If the undersized storage withdrawal were not enough overnight weather forecasts turned moderately warmer. MDA Weather Services in its Thursday morning six- to 10-day outlook said it "sees a mix of changes in this period; although the East turns warmer in the early half as models come into better agreement with the track of a developing storm system from the South-Central to the East.

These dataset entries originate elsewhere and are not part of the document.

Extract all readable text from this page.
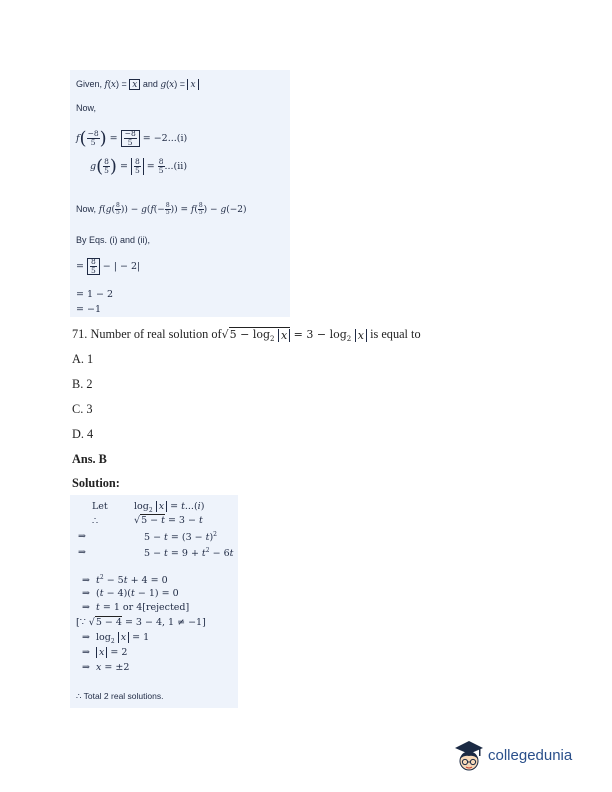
Given, f(x) = x and g(x) = x
Now,
$f( \frac{-8}{5}$ ) = $\frac{-8}{5} = -2...(i)$
$g( \frac{8}{5}$ ) = $\frac{8}{5} = \frac{8}{5} ...(ii)$
Now, $f(g( \frac{8}{5}$ )) − $g(f(- \frac{8}{5}$ )) = $f( \frac{8}{5}$ ) − g(−2)
By Eqs. (i) and (ii),
= $\frac{8}{5}$ − | − 2|
= 1 − 2
= −1
71. Number of real solution $of√5 - \log_2 x = 3 - \log_2 x$ is equal to
A. 1
B. 2
C. 3
D. 4
Ans. B
Solution:
Let	$\log_2 x = t...(i)$
∴	√5 − t = 3 − t
⇒	$5 - t = (3 - t)^2$
⇒	$5 - t = 9 + t^2 - 6t$
⇒ $t^2 - 5t + 4 = 0$
⇒  (t − 4)(t − 1) = 0
⇒ t = 1 or 4[rejected]
[∵ √5 − 4 = 3 − 4, 1 ≠ −1]
⇒  $\log_2 x = 1$
⇒ x = 2
⇒ x = ±2
∴ Total 2 real solutions.
collegedunia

Despite temperatures turning colder in the latter stages, the period on the whole features slightly above normal readings for the major East Coast cities from Washington, DC, to Boston.
"The Midwest remains the region of lowest confidence as models struggle to determine how much cold air can intrude into the region in the wake of disturbances undercutting the western ridge."
MDA said risks to the forecast include the American model showing below normal coverage in the Midwest, "but this has been a bias in the model. The East could be warmer at mid-period as low pressure tracks toward the region."
Noon weather model runs did little to change the course of prices. "The data is quite mild this weekend into next week with only the extreme north getting into the Polar air," said Natgasweather.com in a mid-day report. "A strong winter storm spins up mid-next week with a cold blast following in its wake for a couple days for a brief surge in demand but then warming nicely after. A bearish run overall and milder days 11-15 vs its 00z overnight solution."
In physical market trading a few points managed a triple-digit gain as a stout rise in next-day power prices made additional gas purchases for power generation more viable. Intercontinental Exchange reported on-peak Friday power at the ISO New England's Massachusetts Hub rose $7.39 to $28.02/MWh, and on-peak power at the PJM West market center gained $6.16 to $32.28/MWh.
Deliveries to the Algonquin Citygate rose $1.21 to $2.91, and parcels at Iroquois, Waddington gained 14 cents to $2.00. Gas on Tenn Zone 6 200L traded $1.18 higher at $2.97 on light volume.
Gas on Texas Eastern M-3, Delivery managed to rise 17 cents to $1.31, and packages bound for New York City on Transco Zone 6 added 12 cents to $1.90.
The unrelenting convergence of Marcellus points with those farther downstream offering access to Midwest markets continued in Thursday's trading. Marcellus points rose while those on the REX Zone 3 Expansion weakened.
Deliveries to NGPL on REX Zone 3 at Moultrie County, IL, fell 3 cents to $1.69, and gas on Panhandle Eastern at Putnam County, IN, changed hands 3 cents lower as well to $1.69.
Gas on Dominion South rose 11 cents to $1.16, and packages on Tennessee Zn 4 Marcellus added 8 cents to $1.13. Gas on Transco-Leidy Line gained 7 cents to $1.11.